HMRC states that 5% – 10% of claims are believed to be incorrect and therefore those claims have been made illegally. It estimates the value of these mistakes and fraudulent claims to be £1.75bn – £3.5bn, which is likely to involve a large number of smaller errors spread across many claims. Holiday pay and entitlement was a particular area of confusion for many people, for example.
HMRC confirms that it will focus on fraudulent claims rather than innocent errors. However the lack of detail given within its letters to employers is causing alarm. Accountingweb reports that: “The HMRC compliance letter says the employer’s CJRS claim appears to be incorrect because, for example, ineligible employees were included, or too much was claimed for some other reason. No details are given of how much the overclaim may be or who the potential ineligible employees are. The HMRC letter doesn’t even detail which CJRS claim the employer has submitted that is suspected of being incorrect.”
HMRC’s proactive steps to combat fraudulent CJRS claims have already resulted in police action. An accountant and company director were detained on 10 September on a suspected £70,000 case of CJRS fraud.
If you receive a compliance letter from HMRC and you believe your claim to be correct, you are asked to contact HMRC by telephone.

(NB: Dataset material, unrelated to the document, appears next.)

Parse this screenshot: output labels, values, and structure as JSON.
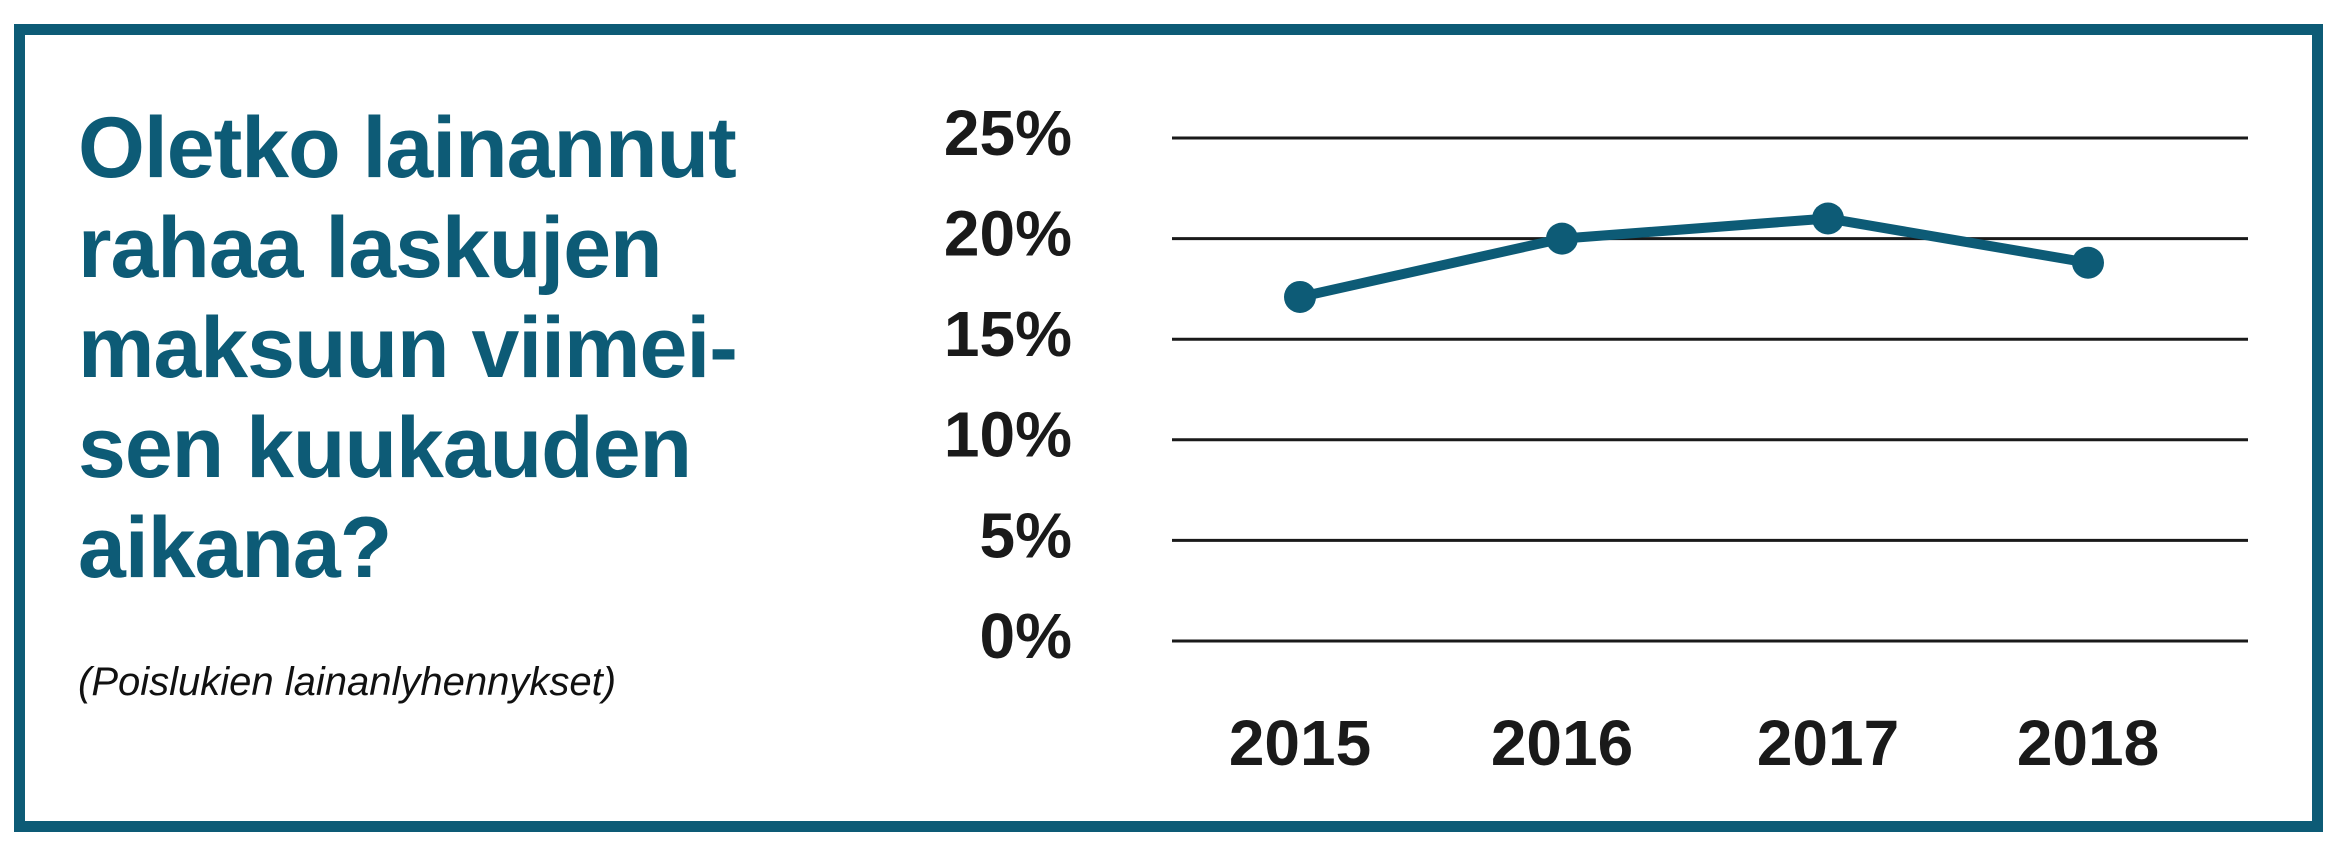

An officer from HMRC is assigned to your case ready for when your CJRS investigation is progressed. It is anticipated that the processing system will not be available for some weeks. The inevitable delay between receiving the letter, being assigned a contact by HMRC and the subsequent processing will be additionally stressful for many people.
Should you believe that your claim is incorrect, you are asked to contact HMRC by email and then given instructions for providing a formal disclosure. However there is time to make a voluntary correction of earlier CJRS claims. Also, excess grants can be corrected without penalty within 90 days of receiving the grant or by 20 October 2020 (whichever is the later date).